Tight Efficiency Bounds for the Probabilistic Serial Mechanism under Cardinal Preferences

The Probabilistic Serial (PS) mechanism -- also known as the simultaneous eating algorithm -- is a canonical solution for the assignment problem under ordinal preferences. It guarantees envy-freeness and ordinal efficiency in the resulting random assignment. However, under cardinal preferences, its efficiency may degrade significantly: it is known that PS may yield allocations that are $\Omega(\ln{n})$-worse than Pareto optimal, but whether this bound is tight remained an open question. Our first result resolves this question by showing that the PS mechanism guarantees $(\ln(n)+2)$-approximate Pareto efficiency, even in the more general submodular setting introduced by Fujishige, Sano, and Zhan (ACM TEAC 2018).

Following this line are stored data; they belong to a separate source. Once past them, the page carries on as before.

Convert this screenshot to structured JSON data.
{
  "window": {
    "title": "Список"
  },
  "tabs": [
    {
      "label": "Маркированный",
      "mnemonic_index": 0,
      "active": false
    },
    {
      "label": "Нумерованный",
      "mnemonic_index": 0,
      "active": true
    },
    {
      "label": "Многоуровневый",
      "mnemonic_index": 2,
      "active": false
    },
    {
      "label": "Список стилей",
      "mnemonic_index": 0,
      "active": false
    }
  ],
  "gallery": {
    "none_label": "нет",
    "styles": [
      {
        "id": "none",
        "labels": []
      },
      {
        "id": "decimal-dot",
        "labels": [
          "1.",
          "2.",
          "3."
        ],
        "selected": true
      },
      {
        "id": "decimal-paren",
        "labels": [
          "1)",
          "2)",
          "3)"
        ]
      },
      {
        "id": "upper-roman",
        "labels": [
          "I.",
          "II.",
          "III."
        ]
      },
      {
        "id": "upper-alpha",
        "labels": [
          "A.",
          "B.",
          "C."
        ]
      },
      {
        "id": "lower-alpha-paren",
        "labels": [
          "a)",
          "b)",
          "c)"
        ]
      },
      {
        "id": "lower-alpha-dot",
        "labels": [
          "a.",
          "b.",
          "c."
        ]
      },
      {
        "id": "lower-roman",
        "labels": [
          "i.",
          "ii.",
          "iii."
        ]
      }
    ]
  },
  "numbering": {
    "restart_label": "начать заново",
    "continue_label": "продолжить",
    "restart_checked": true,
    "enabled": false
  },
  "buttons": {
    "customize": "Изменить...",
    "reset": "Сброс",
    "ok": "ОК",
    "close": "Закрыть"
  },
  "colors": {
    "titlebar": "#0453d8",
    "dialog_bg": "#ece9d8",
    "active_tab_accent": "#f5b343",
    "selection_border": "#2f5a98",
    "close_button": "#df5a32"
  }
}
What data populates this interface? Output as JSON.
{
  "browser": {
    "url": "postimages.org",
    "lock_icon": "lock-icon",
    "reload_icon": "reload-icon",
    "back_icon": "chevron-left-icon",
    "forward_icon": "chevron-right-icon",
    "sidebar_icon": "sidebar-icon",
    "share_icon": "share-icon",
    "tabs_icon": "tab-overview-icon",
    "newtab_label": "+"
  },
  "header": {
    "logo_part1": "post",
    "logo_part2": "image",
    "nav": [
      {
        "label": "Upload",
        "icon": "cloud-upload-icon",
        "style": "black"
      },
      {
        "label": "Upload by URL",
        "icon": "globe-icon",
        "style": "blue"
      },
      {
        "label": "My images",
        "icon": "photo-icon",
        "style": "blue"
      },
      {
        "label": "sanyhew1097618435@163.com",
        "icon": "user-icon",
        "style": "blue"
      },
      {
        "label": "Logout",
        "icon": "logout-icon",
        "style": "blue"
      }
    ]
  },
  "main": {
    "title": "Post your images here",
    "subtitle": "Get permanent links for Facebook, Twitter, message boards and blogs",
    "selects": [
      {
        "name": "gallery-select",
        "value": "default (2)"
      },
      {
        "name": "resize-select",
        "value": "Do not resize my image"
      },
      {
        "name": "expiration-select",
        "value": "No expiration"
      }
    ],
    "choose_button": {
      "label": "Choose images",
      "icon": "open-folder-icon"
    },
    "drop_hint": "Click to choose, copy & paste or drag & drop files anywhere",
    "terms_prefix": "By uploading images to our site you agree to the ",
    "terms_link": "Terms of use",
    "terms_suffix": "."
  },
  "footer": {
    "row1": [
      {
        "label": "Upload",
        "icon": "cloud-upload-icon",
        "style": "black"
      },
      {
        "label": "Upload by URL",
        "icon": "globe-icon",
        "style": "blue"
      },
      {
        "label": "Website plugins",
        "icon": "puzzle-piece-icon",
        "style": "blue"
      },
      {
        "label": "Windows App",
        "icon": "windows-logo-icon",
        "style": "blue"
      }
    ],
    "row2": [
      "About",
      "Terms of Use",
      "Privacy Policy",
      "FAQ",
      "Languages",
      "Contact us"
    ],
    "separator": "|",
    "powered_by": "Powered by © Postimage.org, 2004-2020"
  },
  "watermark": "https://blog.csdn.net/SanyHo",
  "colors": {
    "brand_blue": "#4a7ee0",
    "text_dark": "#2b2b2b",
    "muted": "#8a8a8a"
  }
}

This is established by showing that, although the PS mechanism may incur a loss of up to $O(\sqrt{n})$ in utilitarian social welfare, it still achieves a $(\ln{n}+2)$-approximation to the maximum Nash welfare. In addition, we present a polynomial-time algorithm that computes an allocation which is envy-free and $e^{1/e}$-approximately Pareto-efficient, answering an open question posed by Tr\"obst and Vazirani (EC 2024). The PS mechanism also applies to the allocation of chores instead of goods. We prove that it guarantees an $n$-approximately Pareto-efficient allocation in this setting, and that this bound is asymptotically tight. This result provides the first known approximation guarantee for computing a fair and efficient allocation in the assignment problem with chores under cardinal preferences.